Turmoil, anguish, bewilderment and disappointment describe the emotions Yale students have felt since the great disruption of COVID-19. As we enter into an unprecedented moment, the countless uncertainties make all of us feel incredibly unsettled. As a spring-sport athlete, I am forced to come to terms with the fact that my junior season has come to a shockingly abrupt and disheartening end. Our months of focused dedication were rendered pointless in one brief email. 

I’m sure many others share the feeling of immediate loss. However, after reminiscing about the moments of happiness, success and gratification that my team has brought me, I am left with a reminder of how lucky I am. Despite the tremendous confusion, the one thing that remains in our control is the way in which we approach our individual Yale experiences. When we return to normal life after things have settled, we should have an even greater appreciation for the lives each of us has cultivated as a Yale student. 

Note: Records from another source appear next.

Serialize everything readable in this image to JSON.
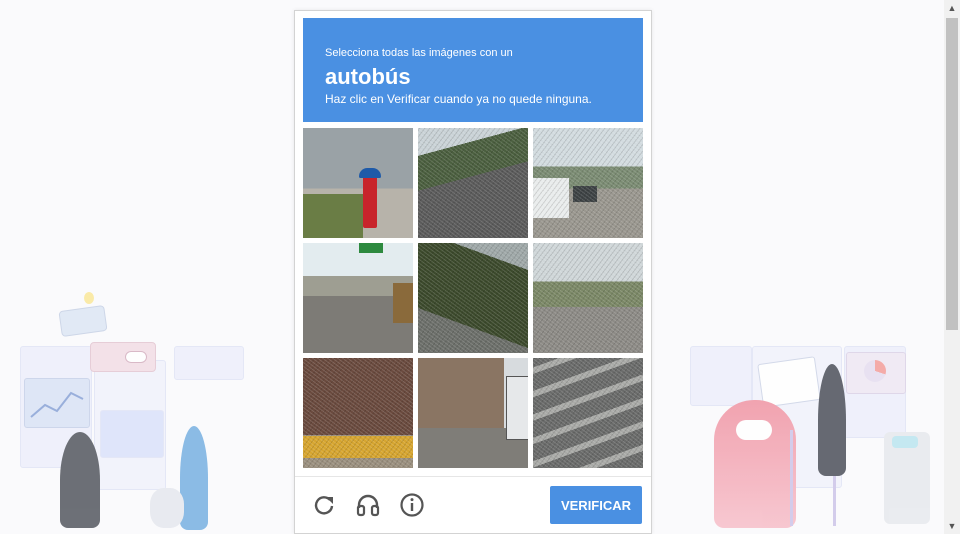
{
  "captcha": {
    "instruction_small": "Selecciona todas las imágenes con un",
    "target_word": "autobús",
    "instruction_sub": "Haz clic en Verificar cuando ya no quede ninguna.",
    "tiles": [
      {
        "desc": "fire-hydrant"
      },
      {
        "desc": "road"
      },
      {
        "desc": "street-with-cars"
      },
      {
        "desc": "overpass"
      },
      {
        "desc": "road-noisy"
      },
      {
        "desc": "road-trees"
      },
      {
        "desc": "building-with-bus"
      },
      {
        "desc": "building-corner-bus"
      },
      {
        "desc": "crosswalk"
      }
    ],
    "verify_label": "VERIFICAR"
  },
  "icons": {
    "reload": "reload-icon",
    "audio": "headphones-icon",
    "info": "info-icon"
  },
  "colors": {
    "accent": "#4a90e2"
  }
}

The time I’m spending processing this new reality allows me to reflect on my experience as a pole vaulter on Yale’s track and field team. Throughout the many years I have dedicated to my sport, I have been fortunate enough to remain just as eager and enthusiastic about pole vaulting as I was the day I started. The rush of endorphins, the excitement of finally making small technical corrections and the thrill of flinging myself into the air jump after jump are all part of what allow me to leave practice feeling giddy and motivated. Sometimes, I even fall asleep at night picturing the perfect jump or imagining how proud I would be to continue performing well for my team. Ultimately, it is difficult to put into words how much happiness this sport brings me.

COVID-19 may relieve some college athletes tired of all the difficult work — no more early practices, no more drudgery, no more physical and emotional exhaustion. But I am not one of those athletes. For me, I am frustrated that all of the hard work I have put in has not come to fruition, and I am disappointed that all my senior friends do not get a last season. Nevertheless, I am motivated for next season to make up for the losses of this year. I know I need to come back to Yale with more energy, focus and excitement than ever, making the most of my final year in Yale athletics. 

Sports can be frustrating, anxiety-provoking and can take an incredible toll on both the physical and mental health of athletes. I myself have experienced my fair share of hardships, extreme disappointment and feelings of inadequacy. After having dealt with countless injuries and frequently training alone as Yale’s sole pole vaulter, I understand that motivation can sometimes be scarce. It is safe to say collegiate athletics are not for the faint of heart. They require resilience, dedication and above all else, a love for the sport. 

These are the things that we expect to face as student athletes. We never expected to have to deal with what we face today. And yet, COVID-19 gives us the opportunity to shift our focus from all of these difficulties to the real reason we train, practice and compete: our love for our sports.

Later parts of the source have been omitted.